Старец Силуан Афонский
Шрифт:
Целомудрие, как показывает и самое слово, понимается как целостность или полнота мудрости. В Церкви с ним связано представление не только преодоления плотского влечения и вообще «комплекса плоти» и в этом смысле «победы над естеством», но и достижение совокупности совершенств, свойственных мудрости, что выльется в постоянное пребывание в Боге «всем умом, всем сердцем». В своем более полном осуществлении подвиг целомудрия восстанавливает девственное состояние человека по духу, не изменяя факта потери девства по телу.

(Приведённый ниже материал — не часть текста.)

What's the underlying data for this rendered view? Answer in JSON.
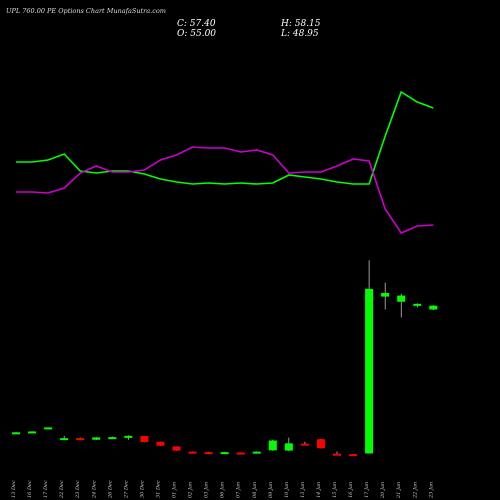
{
  "header": {
    "title": "UPL 760.00 PE Options Chart MunafaSutra.com",
    "close": "C: 57.40",
    "open": "O: 55.00",
    "high": "H: 58.15",
    "low": "L: 48.95"
  },
  "chart_data": {
    "type": "candlestick",
    "categories": [
      "13 Dec",
      "16 Dec",
      "17 Dec",
      "22 Dec",
      "23 Dec",
      "24 Dec",
      "26 Dec",
      "27 Dec",
      "30 Dec",
      "31 Dec",
      "01 Jan",
      "02 Jan",
      "03 Jan",
      "06 Jan",
      "07 Jan",
      "08 Jan",
      "09 Jan",
      "10 Jan",
      "13 Jan",
      "14 Jan",
      "15 Jan",
      "16 Jan",
      "17 Jan",
      "20 Jan",
      "21 Jan",
      "22 Jan",
      "23 Jan"
    ],
    "candles": [
      {
        "open": 4.4,
        "close": 4.55,
        "high": 4.7,
        "low": 4.2
      },
      {
        "open": 4.55,
        "close": 4.9,
        "high": 4.95,
        "low": 4.5
      },
      {
        "open": 6.1,
        "close": 6.45,
        "high": 6.5,
        "low": 6.05
      },
      {
        "open": 2.2,
        "close": 2.3,
        "high": 3.2,
        "low": 2.1
      },
      {
        "open": 2.3,
        "close": 1.7,
        "high": 2.5,
        "low": 1.5
      },
      {
        "open": 1.7,
        "close": 2.6,
        "high": 2.7,
        "low": 1.6
      },
      {
        "open": 2.2,
        "close": 2.7,
        "high": 2.9,
        "low": 2.1
      },
      {
        "open": 3.1,
        "close": 3.2,
        "high": 3.4,
        "low": 1.7
      },
      {
        "open": 3.15,
        "close": 0.8,
        "high": 3.2,
        "low": 0.7
      },
      {
        "open": 0.9,
        "close": -0.6,
        "high": 1.0,
        "low": -0.7
      },
      {
        "open": -0.9,
        "close": -2.5,
        "high": -0.8,
        "low": -2.6
      },
      {
        "open": -2.9,
        "close": -3.2,
        "high": -2.8,
        "low": -3.3
      },
      {
        "open": -3.1,
        "close": -3.3,
        "high": -3.0,
        "low": -3.4
      },
      {
        "open": -3.4,
        "close": -3.1,
        "high": -3.0,
        "low": -3.5
      },
      {
        "open": -3.25,
        "close": -3.4,
        "high": -3.2,
        "low": -3.5
      },
      {
        "open": -3.6,
        "close": -2.9,
        "high": -2.8,
        "low": -3.7
      },
      {
        "open": -2.4,
        "close": 1.4,
        "high": 1.7,
        "low": -2.6
      },
      {
        "open": -2.5,
        "close": 0.3,
        "high": 2.5,
        "low": -2.6
      },
      {
        "open": 0.2,
        "close": 0.1,
        "high": 0.9,
        "low": 0.0
      },
      {
        "open": 1.9,
        "close": -1.6,
        "high": 2.0,
        "low": -1.7
      },
      {
        "open": -3.7,
        "close": -4.0,
        "high": -2.8,
        "low": -4.1
      },
      {
        "open": -3.9,
        "close": -4.2,
        "high": -3.8,
        "low": -4.3
      },
      {
        "open": -3.6,
        "close": 60.0,
        "high": 71.0,
        "low": -3.7
      },
      {
        "open": 57.0,
        "close": 58.4,
        "high": 62.4,
        "low": 52.0
      },
      {
        "open": 55.0,
        "close": 57.4,
        "high": 58.15,
        "low": 48.95
      },
      {
        "open": 53.5,
        "close": 54.2,
        "high": 54.4,
        "low": 52.8
      },
      {
        "open": 52.0,
        "close": 53.5,
        "high": 53.7,
        "low": 51.8
      }
    ],
    "candles_fix_note_removed": true,
    "line_green": [
      162,
      162,
      160,
      154,
      171,
      173,
      171,
      171,
      174,
      179,
      182,
      184,
      183,
      184,
      183,
      184,
      183,
      175,
      177,
      179,
      182,
      184,
      184,
      136,
      92,
      102,
      108
    ],
    "line_magenta": [
      192,
      192,
      193,
      188,
      173,
      166,
      172,
      172,
      170,
      160,
      155,
      147,
      148,
      148,
      152,
      150,
      155,
      173,
      172,
      172,
      166,
      159,
      161,
      209,
      233,
      226,
      225
    ],
    "colors": {
      "up": "#00ff00",
      "down": "#ff0000",
      "wick": "#ffffff",
      "line_green": "#00ff00",
      "line_magenta": "#cc00cc",
      "background": "#000000"
    }
  }
}
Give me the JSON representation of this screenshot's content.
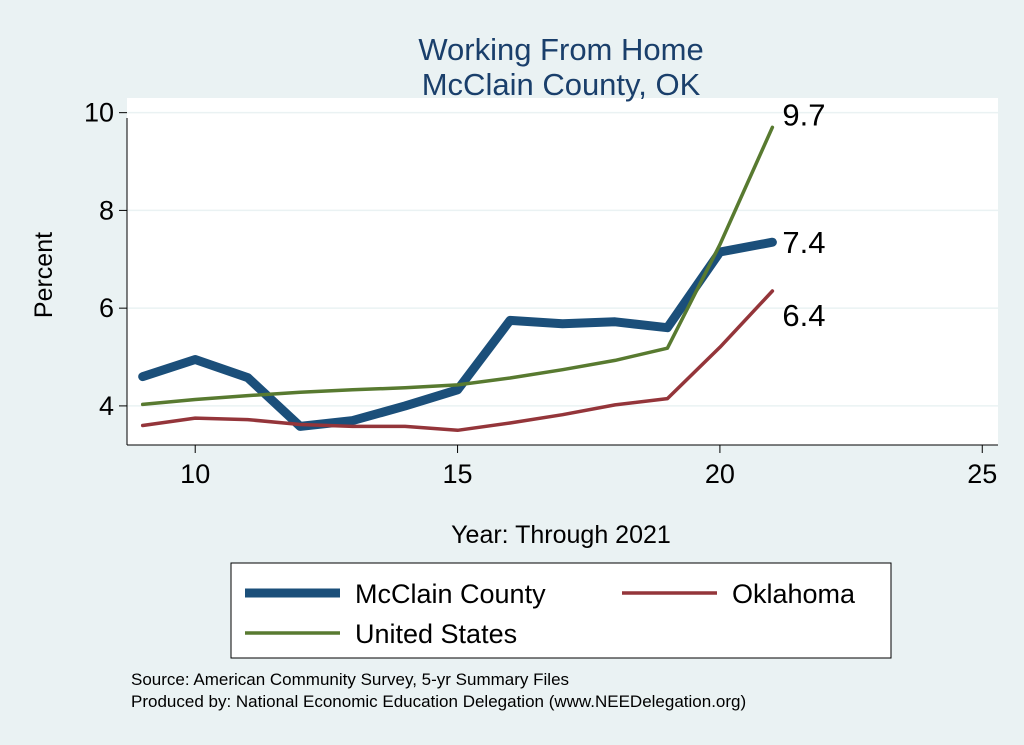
{
  "chart_data": {
    "type": "line",
    "title": [
      "Working From Home",
      "McClain County, OK"
    ],
    "xlabel": "Year: Through 2021",
    "ylabel": "Percent",
    "xlim": [
      8.7,
      25.3
    ],
    "ylim": [
      3.2,
      10.3
    ],
    "xticks": [
      10,
      15,
      20,
      25
    ],
    "yticks": [
      4,
      6,
      8,
      10
    ],
    "grid": true,
    "legend_position": "bottom",
    "series": [
      {
        "name": "McClain County",
        "color": "#1b4f7a",
        "x": [
          9,
          10,
          11,
          12,
          13,
          14,
          15,
          16,
          17,
          18,
          19,
          20,
          21
        ],
        "values": [
          4.6,
          4.95,
          4.58,
          3.58,
          3.7,
          4.0,
          4.33,
          5.75,
          5.68,
          5.72,
          5.6,
          7.15,
          7.35
        ],
        "end_label": "7.4"
      },
      {
        "name": "Oklahoma",
        "color": "#94353a",
        "x": [
          9,
          10,
          11,
          12,
          13,
          14,
          15,
          16,
          17,
          18,
          19,
          20,
          21
        ],
        "values": [
          3.6,
          3.75,
          3.72,
          3.62,
          3.58,
          3.58,
          3.5,
          3.65,
          3.82,
          4.02,
          4.15,
          5.2,
          6.35
        ],
        "end_label": "6.4"
      },
      {
        "name": "United States",
        "color": "#587a30",
        "x": [
          9,
          10,
          11,
          12,
          13,
          14,
          15,
          16,
          17,
          18,
          19,
          20,
          21
        ],
        "values": [
          4.03,
          4.13,
          4.21,
          4.28,
          4.33,
          4.37,
          4.43,
          4.57,
          4.74,
          4.93,
          5.18,
          7.3,
          9.7
        ],
        "end_label": "9.7"
      }
    ],
    "notes": [
      "Source: American Community Survey, 5-yr Summary Files",
      "Produced by: National Economic Education Delegation (www.NEEDelegation.org)"
    ]
  }
}
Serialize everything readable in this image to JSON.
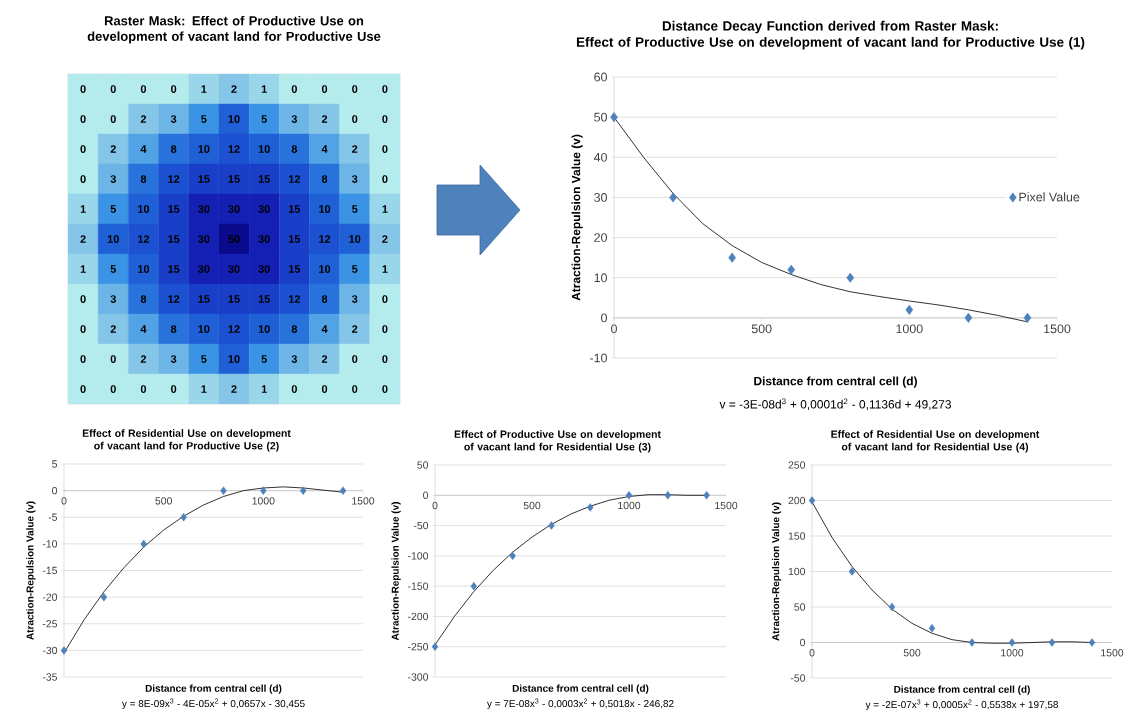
{
  "chart_data": [
    {
      "type": "heatmap",
      "title": "Raster Mask: Effect of Productive Use on development of vacant land for Productive Use",
      "categories": [
        null,
        null,
        null,
        null,
        null,
        null,
        null,
        null,
        null,
        null,
        null
      ],
      "y_categories": [
        null,
        null,
        null,
        null,
        null,
        null,
        null,
        null,
        null,
        null,
        null
      ],
      "data_labels": true,
      "cells": [
        [
          0,
          0,
          0,
          0,
          1,
          2,
          1,
          0,
          0,
          0,
          0
        ],
        [
          0,
          0,
          2,
          3,
          5,
          10,
          5,
          3,
          2,
          0,
          0
        ],
        [
          0,
          2,
          4,
          8,
          10,
          12,
          10,
          8,
          4,
          2,
          0
        ],
        [
          0,
          3,
          8,
          12,
          15,
          15,
          15,
          12,
          8,
          3,
          0
        ],
        [
          1,
          5,
          10,
          15,
          30,
          30,
          30,
          15,
          10,
          5,
          1
        ],
        [
          2,
          10,
          12,
          15,
          30,
          50,
          30,
          15,
          12,
          10,
          2
        ],
        [
          1,
          5,
          10,
          15,
          30,
          30,
          30,
          15,
          10,
          5,
          1
        ],
        [
          0,
          3,
          8,
          12,
          15,
          15,
          15,
          12,
          8,
          3,
          0
        ],
        [
          0,
          2,
          4,
          8,
          10,
          12,
          10,
          8,
          4,
          2,
          0
        ],
        [
          0,
          0,
          2,
          3,
          5,
          10,
          5,
          3,
          2,
          0,
          0
        ],
        [
          0,
          0,
          0,
          0,
          1,
          2,
          1,
          0,
          0,
          0,
          0
        ]
      ]
    },
    {
      "type": "scatter",
      "title": "Distance Decay Function derived from Raster Mask:",
      "subtitle": "Effect of Productive Use on development of vacant land for Productive Use (1)",
      "xlabel": "Distance from central cell (d)",
      "ylabel": "Atraction-Repulsion Value (v)",
      "annotations": [
        "v = -3E-08d$^{3}$ + 0,0001d$^{2}$ - 0,1136d + 49,273"
      ],
      "xlim": [
        0,
        1500
      ],
      "ylim": [
        -10,
        60
      ],
      "xticks": [
        0,
        500,
        1000,
        1500
      ],
      "yticks": [
        -10,
        0,
        10,
        20,
        30,
        40,
        50,
        60
      ],
      "grid": "y",
      "legend": "right",
      "series": [
        {
          "name": "Pixel Value",
          "type": "scatter",
          "marker": "diamond",
          "color": "#4f81bd",
          "x": [
            0,
            200,
            400,
            600,
            800,
            1000,
            1200,
            1400
          ],
          "values": [
            50,
            30,
            15,
            12,
            10,
            2,
            0,
            0
          ]
        },
        {
          "type": "line",
          "marker": "none",
          "color": "#000000",
          "x": [
            0,
            100,
            200,
            300,
            400,
            500,
            600,
            700,
            800,
            900,
            1000,
            1100,
            1200,
            1300,
            1400
          ],
          "values": [
            50,
            40,
            31,
            23.5,
            18,
            13.8,
            10.8,
            8.3,
            6.5,
            5.3,
            4.2,
            3.2,
            2,
            0.6,
            -1
          ]
        }
      ]
    },
    {
      "type": "scatter",
      "title": "Effect of Residential Use on development of vacant land for Productive Use (2)",
      "xlabel": "Distance from central cell (d)",
      "ylabel": "Atraction-Repulsion Value (v)",
      "annotations": [
        "y = 8E-09x$^{3}$ - 4E-05x$^{2}$ + 0,0657x - 30,455"
      ],
      "xlim": [
        0,
        1500
      ],
      "ylim": [
        -35,
        5
      ],
      "xticks": [
        0,
        500,
        1000,
        1500
      ],
      "yticks": [
        -35,
        -30,
        -25,
        -20,
        -15,
        -10,
        -5,
        0,
        5
      ],
      "grid": "y",
      "series": [
        {
          "type": "scatter",
          "marker": "diamond",
          "color": "#4f81bd",
          "x": [
            0,
            200,
            400,
            600,
            800,
            1000,
            1200,
            1400
          ],
          "values": [
            -30,
            -20,
            -10,
            -5,
            0,
            0,
            0,
            0
          ]
        },
        {
          "type": "line",
          "marker": "none",
          "color": "#000000",
          "x": [
            0,
            100,
            200,
            300,
            400,
            500,
            600,
            700,
            800,
            900,
            1000,
            1100,
            1200,
            1300,
            1400
          ],
          "values": [
            -30.5,
            -24.3,
            -19,
            -14.5,
            -10.6,
            -7.4,
            -4.8,
            -2.7,
            -1.1,
            0,
            0.5,
            0.7,
            0.5,
            0.1,
            -0.3
          ]
        }
      ]
    },
    {
      "type": "scatter",
      "title": "Effect of Productive Use on development of vacant land for Residential Use (3)",
      "xlabel": "Distance from central cell (d)",
      "ylabel": "Atraction-Repulsion Value (v)",
      "annotations": [
        "y = 7E-08x$^{3}$ - 0,0003x$^{2}$ + 0,5018x - 246,82"
      ],
      "xlim": [
        0,
        1500
      ],
      "ylim": [
        -300,
        50
      ],
      "xticks": [
        0,
        500,
        1000,
        1500
      ],
      "yticks": [
        -300,
        -250,
        -200,
        -150,
        -100,
        -50,
        0,
        50
      ],
      "grid": "y",
      "series": [
        {
          "type": "scatter",
          "marker": "diamond",
          "color": "#4f81bd",
          "x": [
            0,
            200,
            400,
            600,
            800,
            1000,
            1200,
            1400
          ],
          "values": [
            -250,
            -150,
            -100,
            -50,
            -20,
            0,
            0,
            0
          ]
        },
        {
          "type": "line",
          "marker": "none",
          "color": "#000000",
          "x": [
            0,
            100,
            200,
            300,
            400,
            500,
            600,
            700,
            800,
            900,
            1000,
            1100,
            1200,
            1300,
            1400
          ],
          "values": [
            -247,
            -200,
            -159,
            -124,
            -94,
            -69,
            -48,
            -31,
            -18,
            -8,
            -2,
            1,
            1,
            0,
            0
          ]
        }
      ]
    },
    {
      "type": "scatter",
      "title": "Effect of Residential Use on development of vacant land for Residential Use (4)",
      "xlabel": "Distance from central cell (d)",
      "ylabel": "Atraction-Repulsion Value (v)",
      "annotations": [
        "y = -2E-07x$^{3}$ + 0,0005x$^{2}$ - 0,5538x + 197,58"
      ],
      "xlim": [
        0,
        1500
      ],
      "ylim": [
        -50,
        250
      ],
      "xticks": [
        0,
        500,
        1000,
        1500
      ],
      "yticks": [
        -50,
        0,
        50,
        100,
        150,
        200,
        250
      ],
      "grid": "y",
      "series": [
        {
          "type": "scatter",
          "marker": "diamond",
          "color": "#4f81bd",
          "x": [
            0,
            200,
            400,
            600,
            800,
            1000,
            1200,
            1400
          ],
          "values": [
            200,
            100,
            50,
            20,
            0,
            0,
            0,
            0
          ]
        },
        {
          "type": "line",
          "marker": "none",
          "color": "#000000",
          "x": [
            0,
            100,
            200,
            300,
            400,
            500,
            600,
            700,
            800,
            900,
            1000,
            1100,
            1200,
            1300,
            1400
          ],
          "values": [
            198,
            148,
            107,
            74,
            47,
            27,
            13,
            4,
            0,
            -1,
            -1,
            0,
            1,
            1,
            0
          ]
        }
      ]
    }
  ]
}
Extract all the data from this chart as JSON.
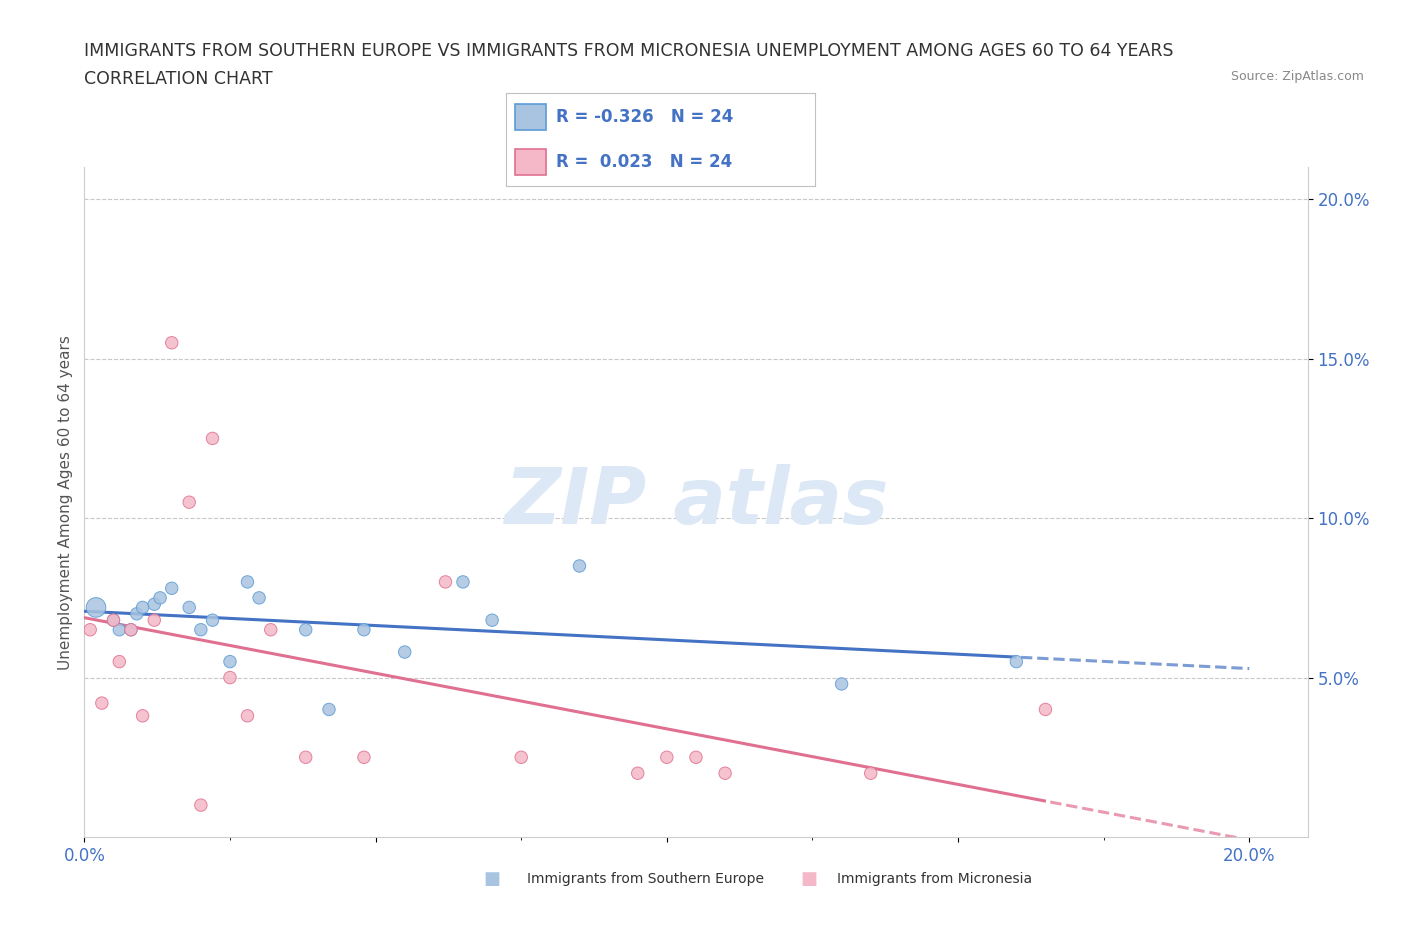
{
  "title_line1": "IMMIGRANTS FROM SOUTHERN EUROPE VS IMMIGRANTS FROM MICRONESIA UNEMPLOYMENT AMONG AGES 60 TO 64 YEARS",
  "title_line2": "CORRELATION CHART",
  "source_text": "Source: ZipAtlas.com",
  "ylabel": "Unemployment Among Ages 60 to 64 years",
  "xlim": [
    0.0,
    0.21
  ],
  "ylim": [
    0.0,
    0.21
  ],
  "xtick_vals": [
    0.0,
    0.05,
    0.1,
    0.15,
    0.2
  ],
  "xtick_labels": [
    "0.0%",
    "",
    "",
    "",
    "20.0%"
  ],
  "ytick_vals": [
    0.05,
    0.1,
    0.15,
    0.2
  ],
  "ytick_labels": [
    "5.0%",
    "10.0%",
    "15.0%",
    "20.0%"
  ],
  "blue_r": -0.326,
  "blue_n": 24,
  "pink_r": 0.023,
  "pink_n": 24,
  "blue_scatter_color": "#a8c4e0",
  "blue_edge_color": "#5b9bd5",
  "pink_scatter_color": "#f4b8c8",
  "pink_edge_color": "#e07090",
  "blue_line_color": "#4472c4",
  "pink_line_color": "#e07090",
  "tick_color": "#4472c4",
  "grid_color": "#c8c8c8",
  "background_color": "#ffffff",
  "watermark_color": "#dce8f5",
  "blue_scatter_x": [
    0.002,
    0.005,
    0.006,
    0.008,
    0.009,
    0.01,
    0.012,
    0.013,
    0.015,
    0.018,
    0.02,
    0.022,
    0.025,
    0.028,
    0.03,
    0.038,
    0.042,
    0.048,
    0.055,
    0.065,
    0.07,
    0.085,
    0.13,
    0.16
  ],
  "blue_scatter_y": [
    0.072,
    0.068,
    0.065,
    0.065,
    0.07,
    0.072,
    0.073,
    0.075,
    0.078,
    0.072,
    0.065,
    0.068,
    0.055,
    0.08,
    0.075,
    0.065,
    0.04,
    0.065,
    0.058,
    0.08,
    0.068,
    0.085,
    0.048,
    0.055
  ],
  "blue_scatter_sizes": [
    200,
    80,
    80,
    80,
    80,
    80,
    80,
    80,
    80,
    80,
    80,
    80,
    80,
    80,
    80,
    80,
    80,
    80,
    80,
    80,
    80,
    80,
    80,
    80
  ],
  "pink_scatter_x": [
    0.001,
    0.003,
    0.005,
    0.006,
    0.008,
    0.01,
    0.012,
    0.015,
    0.018,
    0.02,
    0.022,
    0.025,
    0.028,
    0.032,
    0.038,
    0.048,
    0.062,
    0.075,
    0.095,
    0.1,
    0.105,
    0.11,
    0.135,
    0.165
  ],
  "pink_scatter_y": [
    0.065,
    0.042,
    0.068,
    0.055,
    0.065,
    0.038,
    0.068,
    0.155,
    0.105,
    0.01,
    0.125,
    0.05,
    0.038,
    0.065,
    0.025,
    0.025,
    0.08,
    0.025,
    0.02,
    0.025,
    0.025,
    0.02,
    0.02,
    0.04
  ],
  "pink_scatter_sizes": [
    80,
    80,
    80,
    80,
    80,
    80,
    80,
    80,
    80,
    80,
    80,
    80,
    80,
    80,
    80,
    80,
    80,
    80,
    80,
    80,
    80,
    80,
    80,
    80
  ],
  "blue_trendline_x0": 0.0,
  "blue_trendline_x1": 0.2,
  "pink_trendline_x0": 0.0,
  "pink_trendline_x1": 0.2,
  "legend_blue_label": "R = -0.326   N = 24",
  "legend_pink_label": "R =  0.023   N = 24",
  "bottom_legend_blue": "Immigrants from Southern Europe",
  "bottom_legend_pink": "Immigrants from Micronesia",
  "title_fontsize": 12.5,
  "tick_fontsize": 12,
  "legend_fontsize": 12,
  "ylabel_fontsize": 11
}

Девство же подлинное Святыми Отцами определяется как состояние вышеестественное. В своей совершенной форме оно понимается как непрерывное пребывание в божественной любви, как осуществление заповеди Христа — любить Бога «всем сердцем, всем умом, всей душой, всею крепостью». При свете этого критерия, всякое отступление ума и сердца от любви Божией рассматриваются, как «духовное прелюбодеяние», т. е. преступление против любви.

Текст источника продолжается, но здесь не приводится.